I don't know what equation to use. Any help would be greatly appreciated.

You know the KE of the electrons. They can pass this quantized energy to the hydrogen atom. Set this equal to 13.6v

http://musr.physics.ubc.ca/~jess/hr/skept/QM1D/node4.html

or
12.87>13.6 (1/n^2 - 1/m^2) What n, m will work? The longest wavelength will occur at the least energy, or n is very large, and m is infinity. So the question bothers me, if it read calculate the shortest wavelength, then energy would be as close to 12.87 as possible, the highest frequency (low wavelength). So if it is that, then n=1, m=very large will work. Then
12.87=plancks constant(c/lambda) and you can calculate lambda. But again, this is the shortest wavelength.
Check my thinking.

To calculate the wavelength of light emitted with the longest possible wavelength, we can use the equation:

λ = hc/E

Where:
λ is the wavelength of light emitted,
h is the Planck's constant (6.626 x 10^-34 J.s),
c is the speed of light in vacuum (3 x 10^8 m/s),
and E is the energy of the emitted photon.

In this case, we need to find the energy of the emitted photon.

The energy of a photon can be calculated using the equation:

E = qV

Where:
E is the energy of the photon,
q is the charge of the electron (1.6 x 10^-19 C),
and V is the potential difference (12.87 V).

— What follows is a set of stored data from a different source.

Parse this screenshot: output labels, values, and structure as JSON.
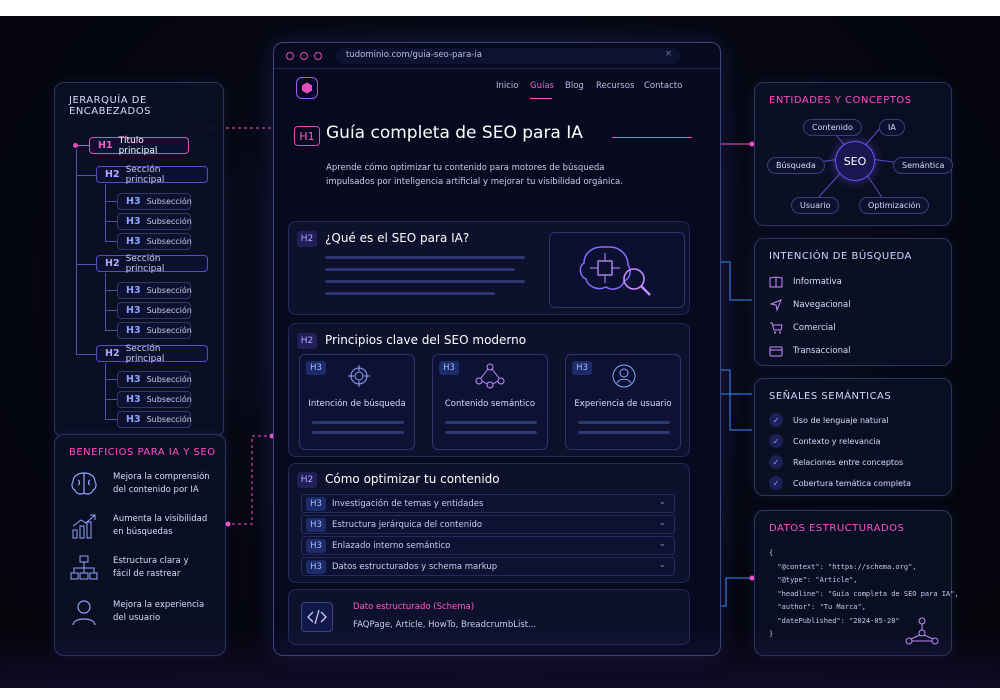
{
  "hierarchy": {
    "title": "JERARQUÍA DE ENCABEZADOS",
    "h1": {
      "tag": "H1",
      "label": "Título principal"
    },
    "sections": [
      {
        "tag": "H2",
        "label": "Sección principal",
        "subs": [
          {
            "tag": "H3",
            "label": "Subsección"
          },
          {
            "tag": "H3",
            "label": "Subsección"
          },
          {
            "tag": "H3",
            "label": "Subsección"
          }
        ]
      },
      {
        "tag": "H2",
        "label": "Sección principal",
        "subs": [
          {
            "tag": "H3",
            "label": "Subsección"
          },
          {
            "tag": "H3",
            "label": "Subsección"
          },
          {
            "tag": "H3",
            "label": "Subsección"
          }
        ]
      },
      {
        "tag": "H2",
        "label": "Sección principal",
        "subs": [
          {
            "tag": "H3",
            "label": "Subsección"
          },
          {
            "tag": "H3",
            "label": "Subsección"
          },
          {
            "tag": "H3",
            "label": "Subsección"
          }
        ]
      }
    ]
  },
  "benefits": {
    "title": "BENEFICIOS PARA IA Y SEO",
    "items": [
      {
        "icon": "brain-icon",
        "text1": "Mejora la comprensión",
        "text2": "del contenido por IA"
      },
      {
        "icon": "growth-chart-icon",
        "text1": "Aumenta la visibilidad",
        "text2": "en búsquedas"
      },
      {
        "icon": "sitemap-icon",
        "text1": "Estructura clara y",
        "text2": "fácil de rastrear"
      },
      {
        "icon": "user-icon",
        "text1": "Mejora la experiencia",
        "text2": "del usuario"
      }
    ]
  },
  "browser": {
    "url": "tudominio.com/guia-seo-para-ia",
    "close": "×",
    "nav": [
      "Inicio",
      "Guías",
      "Blog",
      "Recursos",
      "Contacto"
    ],
    "active_nav": "Guías",
    "h1_tag": "H1",
    "h1_title": "Guía completa de SEO para IA",
    "intro": "Aprende cómo optimizar tu contenido para motores de búsqueda impulsados por inteligencia artificial y mejorar tu visibilidad orgánica.",
    "section1": {
      "tag": "H2",
      "title": "¿Qué es el SEO para IA?"
    },
    "section2": {
      "tag": "H2",
      "title": "Principios clave del SEO moderno",
      "cards": [
        {
          "tag": "H3",
          "label": "Intención de búsqueda",
          "icon": "target-icon"
        },
        {
          "tag": "H3",
          "label": "Contenido semántico",
          "icon": "network-icon"
        },
        {
          "tag": "H3",
          "label": "Experiencia de usuario",
          "icon": "user-icon"
        }
      ]
    },
    "section3": {
      "tag": "H2",
      "title": "Cómo optimizar tu contenido",
      "rows": [
        {
          "tag": "H3",
          "label": "Investigación de temas y entidades"
        },
        {
          "tag": "H3",
          "label": "Estructura jerárquica del contenido"
        },
        {
          "tag": "H3",
          "label": "Enlazado interno semántico"
        },
        {
          "tag": "H3",
          "label": "Datos estructurados y schema markup"
        }
      ]
    },
    "schema": {
      "title": "Dato estructurado (Schema)",
      "subtitle": "FAQPage, Article, HowTo, BreadcrumbList..."
    }
  },
  "entities": {
    "title": "ENTIDADES Y CONCEPTOS",
    "center": "SEO",
    "nodes": [
      "Contenido",
      "IA",
      "Búsqueda",
      "Semántica",
      "Usuario",
      "Optimización"
    ]
  },
  "intent": {
    "title": "INTENCIÓN DE BÚSQUEDA",
    "items": [
      {
        "icon": "book-icon",
        "label": "Informativa"
      },
      {
        "icon": "navigation-arrow-icon",
        "label": "Navegacional"
      },
      {
        "icon": "cart-icon",
        "label": "Comercial"
      },
      {
        "icon": "card-icon",
        "label": "Transaccional"
      }
    ]
  },
  "signals": {
    "title": "SEÑALES SEMÁNTICAS",
    "items": [
      "Uso de lenguaje natural",
      "Contexto y relevancia",
      "Relaciones entre conceptos",
      "Cobertura temática completa"
    ]
  },
  "structured": {
    "title": "DATOS ESTRUCTURADOS",
    "code": "{\n  \"@context\": \"https://schema.org\",\n  \"@type\": \"Article\",\n  \"headline\": \"Guía completa de SEO para IA\",\n  \"author\": \"Tu Marca\",\n  \"datePublished\": \"2024-05-20\"\n}"
  },
  "colors": {
    "accent_pink": "#ff4fc8",
    "accent_violet": "#6a52ff",
    "accent_blue": "#3b8cff",
    "background": "#05060f"
  }
}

Substituting the values, we have:

E = (1.6 x 10^-19 C) * (12.87 V)
E = 2.052 x 10^-18 J

Now, we can substitute the value of E back into the first equation to find the wavelength:

λ = (6.626 x 10^-34 J.s) * (3 x 10^8 m/s) / (2.052 x 10^-18 J)

Calculating this will give you the wavelength of light emitted with the longest possible wavelength.